We don’t stop progress, as we say among the “open-minded”.
The Santa Claus parade in the streets of Montreal on November 19 just eliminated the star fairy so feminine, so friendly, so demure and so sociable, to sweep her through Barbada, Quebec’s drag queen of the hour substitute.
This spectacular female caricature is the pure product of the imagination of supposedly emancipated men who, however, produce the most banal clichés of the female body. With an excessively made-up face, a dress with a low neckline, false nails with painted claws and a voice with hysterical tones, this transformation of the artist is clearly very trendy.
This Barbada, née Sébastien Potvin, has real multi-talents, of which she benefits the youngest children, enchanting and intriguing by telling them stories in libraries and public day care centers in Quebec.
open-mindedness
Drag queen haters aside, as Barbada describes its detractors, Quebecers are known to be willing to take anything.
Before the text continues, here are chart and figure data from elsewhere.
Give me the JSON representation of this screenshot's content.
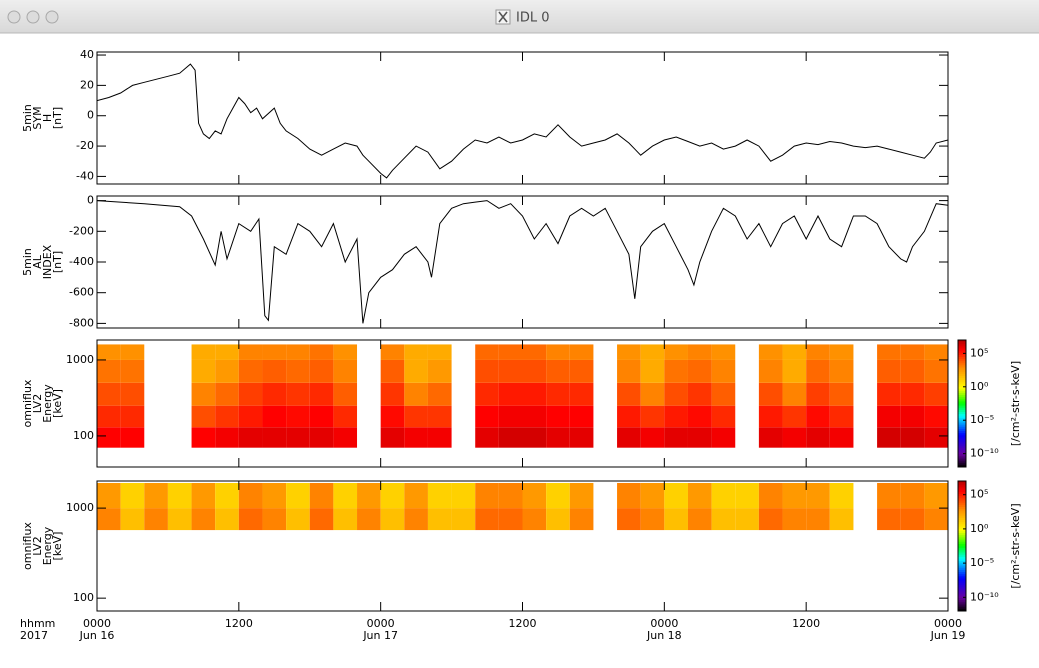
{
  "window": {
    "title": "IDL 0"
  },
  "chart_data": [
    {
      "type": "line",
      "ylabel": [
        "5min",
        "SYM",
        "H",
        "[nT]"
      ],
      "color": "#000000",
      "xlim": [
        0,
        72
      ],
      "xticks": [
        0,
        12,
        24,
        36,
        48,
        60,
        72
      ],
      "ylim": [
        -45,
        42
      ],
      "yticks": [
        -40,
        -20,
        0,
        20,
        40
      ],
      "x": [
        0,
        1,
        2,
        3,
        4,
        5,
        6,
        7,
        7.9,
        8.3,
        8.6,
        9,
        9.5,
        10,
        10.5,
        11,
        11.5,
        12,
        12.5,
        13,
        13.5,
        14,
        15,
        15.5,
        16,
        17,
        18,
        19,
        20,
        21,
        22,
        22.5,
        23,
        24,
        24.5,
        25,
        26,
        27,
        28,
        29,
        30,
        31,
        32,
        33,
        34,
        35,
        36,
        37,
        38,
        39,
        40,
        41,
        42,
        43,
        44,
        45,
        46,
        47,
        48,
        49,
        50,
        51,
        52,
        53,
        54,
        55,
        56,
        57,
        58,
        59,
        60,
        61,
        62,
        63,
        64,
        65,
        66,
        67,
        68,
        69,
        70,
        70.5,
        71,
        72
      ],
      "values": [
        10,
        12,
        15,
        20,
        22,
        24,
        26,
        28,
        34,
        30,
        -5,
        -12,
        -15,
        -10,
        -12,
        -2,
        5,
        12,
        8,
        2,
        5,
        -2,
        5,
        -5,
        -10,
        -15,
        -22,
        -26,
        -22,
        -18,
        -20,
        -26,
        -30,
        -38,
        -41,
        -36,
        -28,
        -20,
        -24,
        -35,
        -30,
        -22,
        -16,
        -18,
        -14,
        -18,
        -16,
        -12,
        -14,
        -6,
        -14,
        -20,
        -18,
        -16,
        -12,
        -18,
        -26,
        -20,
        -16,
        -14,
        -17,
        -20,
        -18,
        -22,
        -20,
        -16,
        -20,
        -30,
        -26,
        -20,
        -18,
        -19,
        -17,
        -18,
        -20,
        -21,
        -20,
        -22,
        -24,
        -26,
        -28,
        -24,
        -18,
        -16
      ]
    },
    {
      "type": "line",
      "ylabel": [
        "5min",
        "AL",
        "INDEX",
        "[nT]"
      ],
      "color": "#000000",
      "xlim": [
        0,
        72
      ],
      "xticks": [
        0,
        12,
        24,
        36,
        48,
        60,
        72
      ],
      "ylim": [
        -830,
        30
      ],
      "yticks": [
        -800,
        -600,
        -400,
        -200,
        0
      ],
      "x": [
        0,
        4,
        7,
        8,
        9,
        10,
        10.5,
        11,
        12,
        13,
        13.7,
        14.2,
        14.5,
        15,
        16,
        17,
        18,
        19,
        20,
        21,
        22,
        22.5,
        23,
        24,
        25,
        26,
        27,
        28,
        28.3,
        29,
        30,
        31,
        32,
        33,
        34,
        35,
        36,
        37,
        38,
        39,
        40,
        41,
        42,
        43,
        44,
        45,
        45.5,
        46,
        47,
        48,
        49,
        50,
        50.5,
        51,
        52,
        53,
        54,
        55,
        56,
        57,
        58,
        59,
        60,
        61,
        62,
        63,
        64,
        65,
        66,
        67,
        68,
        68.5,
        69,
        70,
        71,
        72
      ],
      "values": [
        0,
        -20,
        -40,
        -100,
        -250,
        -420,
        -200,
        -380,
        -150,
        -200,
        -120,
        -750,
        -780,
        -300,
        -350,
        -150,
        -200,
        -300,
        -150,
        -400,
        -250,
        -800,
        -600,
        -500,
        -450,
        -350,
        -300,
        -400,
        -500,
        -150,
        -50,
        -20,
        -10,
        0,
        -50,
        -20,
        -100,
        -250,
        -150,
        -280,
        -100,
        -50,
        -100,
        -50,
        -200,
        -350,
        -640,
        -300,
        -200,
        -150,
        -300,
        -450,
        -550,
        -400,
        -200,
        -50,
        -100,
        -250,
        -150,
        -300,
        -150,
        -100,
        -250,
        -100,
        -250,
        -300,
        -100,
        -100,
        -150,
        -300,
        -380,
        -400,
        -300,
        -200,
        -20,
        -30
      ]
    },
    {
      "type": "heatmap",
      "ylabel": [
        "omniflux",
        "LV2",
        "Energy",
        "[keV]"
      ],
      "ylog": true,
      "xlim": [
        0,
        72
      ],
      "xticks": [
        0,
        12,
        24,
        36,
        48,
        60,
        72
      ],
      "ylim": [
        39,
        1830
      ],
      "yticks": [
        100,
        1000
      ],
      "xbins": [
        0,
        2,
        4,
        6,
        8,
        10,
        12,
        14,
        16,
        18,
        20,
        22,
        24,
        26,
        28,
        30,
        32,
        34,
        36,
        38,
        40,
        42,
        44,
        46,
        48,
        50,
        52,
        54,
        56,
        58,
        60,
        62,
        64,
        66,
        68,
        70,
        72
      ],
      "ybins": [
        70,
        130,
        250,
        500,
        1000,
        1600
      ],
      "values": [
        [
          300000.0,
          50000.0,
          10000.0,
          2000.0,
          500.0
        ],
        [
          300000.0,
          50000.0,
          10000.0,
          2000.0,
          500.0
        ],
        null,
        null,
        [
          300000.0,
          10000.0,
          1000.0,
          100.0,
          100.0
        ],
        [
          500000.0,
          30000.0,
          3000.0,
          300.0,
          100.0
        ],
        [
          1000000.0,
          100000.0,
          20000.0,
          3000.0,
          1000.0
        ],
        [
          1000000.0,
          300000.0,
          50000.0,
          5000.0,
          1000.0
        ],
        [
          1000000.0,
          200000.0,
          30000.0,
          3000.0,
          1000.0
        ],
        [
          1000000.0,
          300000.0,
          50000.0,
          5000.0,
          2000.0
        ],
        [
          500000.0,
          50000.0,
          5000.0,
          1000.0,
          500.0
        ],
        null,
        [
          1000000.0,
          200000.0,
          30000.0,
          5000.0,
          1000.0
        ],
        [
          500000.0,
          30000.0,
          1000.0,
          100.0,
          100.0
        ],
        [
          500000.0,
          30000.0,
          3000.0,
          300.0,
          100.0
        ],
        null,
        [
          1000000.0,
          300000.0,
          50000.0,
          10000.0,
          3000.0
        ],
        [
          2000000.0,
          500000.0,
          100000.0,
          10000.0,
          3000.0
        ],
        [
          2000000.0,
          500000.0,
          100000.0,
          10000.0,
          3000.0
        ],
        [
          1000000.0,
          300000.0,
          50000.0,
          5000.0,
          1000.0
        ],
        [
          1000000.0,
          300000.0,
          50000.0,
          5000.0,
          1000.0
        ],
        null,
        [
          1000000.0,
          100000.0,
          10000.0,
          1000.0,
          500.0
        ],
        [
          500000.0,
          30000.0,
          1000.0,
          100.0,
          100.0
        ],
        [
          1000000.0,
          100000.0,
          10000.0,
          2000.0,
          500.0
        ],
        [
          1000000.0,
          200000.0,
          30000.0,
          3000.0,
          1000.0
        ],
        [
          500000.0,
          50000.0,
          5000.0,
          1000.0,
          500.0
        ],
        null,
        [
          1000000.0,
          100000.0,
          10000.0,
          1000.0,
          500.0
        ],
        [
          500000.0,
          30000.0,
          1000.0,
          100.0,
          100.0
        ],
        [
          1000000.0,
          200000.0,
          20000.0,
          3000.0,
          1000.0
        ],
        [
          500000.0,
          50000.0,
          5000.0,
          1000.0,
          500.0
        ],
        null,
        [
          2000000.0,
          500000.0,
          50000.0,
          5000.0,
          2000.0
        ],
        [
          2000000.0,
          500000.0,
          50000.0,
          5000.0,
          2000.0
        ],
        [
          1000000.0,
          200000.0,
          20000.0,
          2000.0,
          1000.0
        ]
      ],
      "clim": [
        1e-12,
        10000000.0
      ],
      "cticks": [
        {
          "value": 100000.0,
          "label": "10⁵"
        },
        {
          "value": 1,
          "label": "10⁰"
        },
        {
          "value": 1e-05,
          "label": "10⁻⁵"
        },
        {
          "value": 1e-10,
          "label": "10⁻¹⁰"
        }
      ],
      "colorbar_label": "[/cm²-str-s-keV]"
    },
    {
      "type": "heatmap",
      "ylabel": [
        "omniflux",
        "LV2",
        "Energy",
        "[keV]"
      ],
      "ylog": true,
      "xlim": [
        0,
        72
      ],
      "xticks": [
        {
          "value": 0,
          "label": "0000"
        },
        {
          "value": 12,
          "label": "1200"
        },
        {
          "value": 24,
          "label": "0000"
        },
        {
          "value": 36,
          "label": "1200"
        },
        {
          "value": 48,
          "label": "0000"
        },
        {
          "value": 60,
          "label": "1200"
        },
        {
          "value": 72,
          "label": "0000"
        }
      ],
      "xtick_dates": [
        "Jun 16",
        null,
        "Jun 17",
        null,
        "Jun 18",
        null,
        "Jun 19"
      ],
      "xaxis_labels": [
        "hhmm",
        "2017"
      ],
      "ylim": [
        72,
        2000
      ],
      "yticks": [
        100,
        1000
      ],
      "xbins": [
        0,
        2,
        4,
        6,
        8,
        10,
        12,
        14,
        16,
        18,
        20,
        22,
        24,
        26,
        28,
        30,
        32,
        34,
        36,
        38,
        40,
        42,
        44,
        46,
        48,
        50,
        52,
        54,
        56,
        58,
        60,
        62,
        64,
        66,
        68,
        70,
        72
      ],
      "ybins": [
        570,
        1000,
        1900
      ],
      "values": [
        [
          1000.0,
          300.0
        ],
        [
          30,
          10
        ],
        [
          1000.0,
          300.0
        ],
        [
          30,
          10
        ],
        [
          1000.0,
          300.0
        ],
        [
          30,
          10
        ],
        [
          3000.0,
          1000.0
        ],
        [
          1000.0,
          300.0
        ],
        [
          30,
          10
        ],
        [
          3000.0,
          1000.0
        ],
        [
          30,
          10
        ],
        [
          1000.0,
          300.0
        ],
        [
          30,
          10
        ],
        [
          1000.0,
          300.0
        ],
        [
          30,
          10
        ],
        [
          30,
          10
        ],
        [
          3000.0,
          1000.0
        ],
        [
          3000.0,
          1000.0
        ],
        [
          1000.0,
          300.0
        ],
        [
          30,
          10
        ],
        [
          1000.0,
          300.0
        ],
        null,
        [
          3000.0,
          1000.0
        ],
        [
          1000.0,
          300.0
        ],
        [
          30,
          10
        ],
        [
          1000.0,
          300.0
        ],
        [
          30,
          10
        ],
        [
          30,
          10
        ],
        [
          3000.0,
          1000.0
        ],
        [
          1000.0,
          300.0
        ],
        [
          1000.0,
          300.0
        ],
        [
          30,
          10
        ],
        null,
        [
          3000.0,
          1000.0
        ],
        [
          3000.0,
          1000.0
        ],
        [
          1000.0,
          300.0
        ]
      ],
      "clim": [
        1e-12,
        10000000.0
      ],
      "cticks": [
        {
          "value": 100000.0,
          "label": "10⁵"
        },
        {
          "value": 1,
          "label": "10⁰"
        },
        {
          "value": 1e-05,
          "label": "10⁻⁵"
        },
        {
          "value": 1e-10,
          "label": "10⁻¹⁰"
        }
      ],
      "colorbar_label": "[/cm²-str-s-keV]"
    }
  ]
}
At the next televised parade, Quebec kids can say goodbye to the Star Fairy, that old thing from the days of triumphant patriarchy. Leave this heterosexual nunuche, Santa’s assistant, whose evil adult tongues whispered that she would give the old man small treats thanks to his magic wand.
And also ended the stereotypical fairy reassuring little ones scared by Santa Claus.
With this ideology of inclusion and diversity, we shouldn’t be surprised if in a few years we’ll see a slimmer, girlier Santa Claus, and who knows, maybe in a faux-fur swimsuit, obviously where he’s sitting in an allegorical float playing the role of the Star Fairy is reserved for the man.
Of course, progressive LGBTQ feminism has a future ahead of it.